Partnering with a partner who knows the market and the way of working takes away a lot of start-up problems.

“Our partner has the responsibility for the business operations within the joint venture. So everything from sales and HR to legal lies with them. This allows us to concentrate on our core business, the technology of the product. Because we both focus on our strengths within the joint venture, the company runs like a train, says Vyncke. “If you opt for such a structure, you don’t have to micro-manage things that are outside your remit. Give the other person the space and confidence to fill in the framework you put together as you see fit. No one in India is waiting for a Western company to come and tell them what to do like a sort of colonialist”.

Don’t Sell It As Green, But For The Dough’

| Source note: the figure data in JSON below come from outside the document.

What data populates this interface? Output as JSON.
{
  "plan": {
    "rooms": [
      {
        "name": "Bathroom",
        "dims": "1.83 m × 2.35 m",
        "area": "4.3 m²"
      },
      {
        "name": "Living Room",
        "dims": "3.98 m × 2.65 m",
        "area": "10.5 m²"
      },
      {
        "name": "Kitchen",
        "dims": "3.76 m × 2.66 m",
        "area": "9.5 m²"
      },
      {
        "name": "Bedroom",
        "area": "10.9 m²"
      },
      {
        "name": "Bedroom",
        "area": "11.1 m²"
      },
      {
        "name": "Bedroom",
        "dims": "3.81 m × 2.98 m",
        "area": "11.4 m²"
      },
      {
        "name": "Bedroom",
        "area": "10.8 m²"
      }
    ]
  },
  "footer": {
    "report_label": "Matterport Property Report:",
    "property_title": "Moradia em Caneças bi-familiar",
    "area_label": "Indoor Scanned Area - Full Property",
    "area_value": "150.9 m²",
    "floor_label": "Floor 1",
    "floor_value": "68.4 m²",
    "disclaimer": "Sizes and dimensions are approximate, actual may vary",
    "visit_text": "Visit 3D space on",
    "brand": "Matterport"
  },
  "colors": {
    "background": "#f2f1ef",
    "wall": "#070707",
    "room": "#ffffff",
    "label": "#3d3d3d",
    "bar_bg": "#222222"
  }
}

 According to Peter, the advice not to be pedantic as a foreign company in India also applies to the product you bring on the market. “Take as an example our product, which is used by companies in Europe for the sake of higher morale. Namely because it replaces fossil fuels and is CO2 neutral. But in India, that’s not the motivation at all. There, it helps companies enormously in costs, to be able to make energy from the residual products they have left over”. Biomass in a country like India is a lot cheaper than oil or gas. That’s why India is one of the few countries in the world where more than 70% of the population depends on biomass for its energy needs.

“You should therefore not market such a product with a pedantic tone, because it is better for the environment. For India, it’s a cheaper solution to the country’s energy needs. Don’t sell it as green, but for the dough.”

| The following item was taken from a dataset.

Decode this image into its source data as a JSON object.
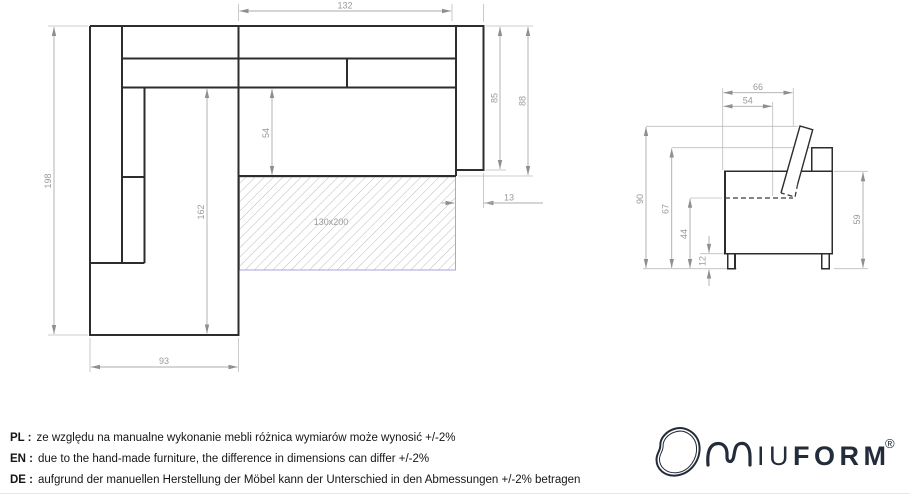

ForbesVyncke has had Vyncke’s biomass energy installations adapted considerably to the needs of the local Indian market. “The standard in India is still different, even among the international companies we work with,” Peter explains. “While in Europe the operation is fully automated, in India people are not prepared to pay extra for this. The labor costs are still lower than the costs they would have to invest for a fully automated installation. As a company you have to take that into account and not look down on it.

The CEO therefore advises every starting company in India not to start with too high expectations and strategies. “Growing in the Indian market takes time. Stay close to yourself, your product and find a good partner! We really have the best partner in the world. Because of that partnership, we have left that Indian company, which woke me up 20 years ago by hijacking my Malaysian client, far behind us by now”.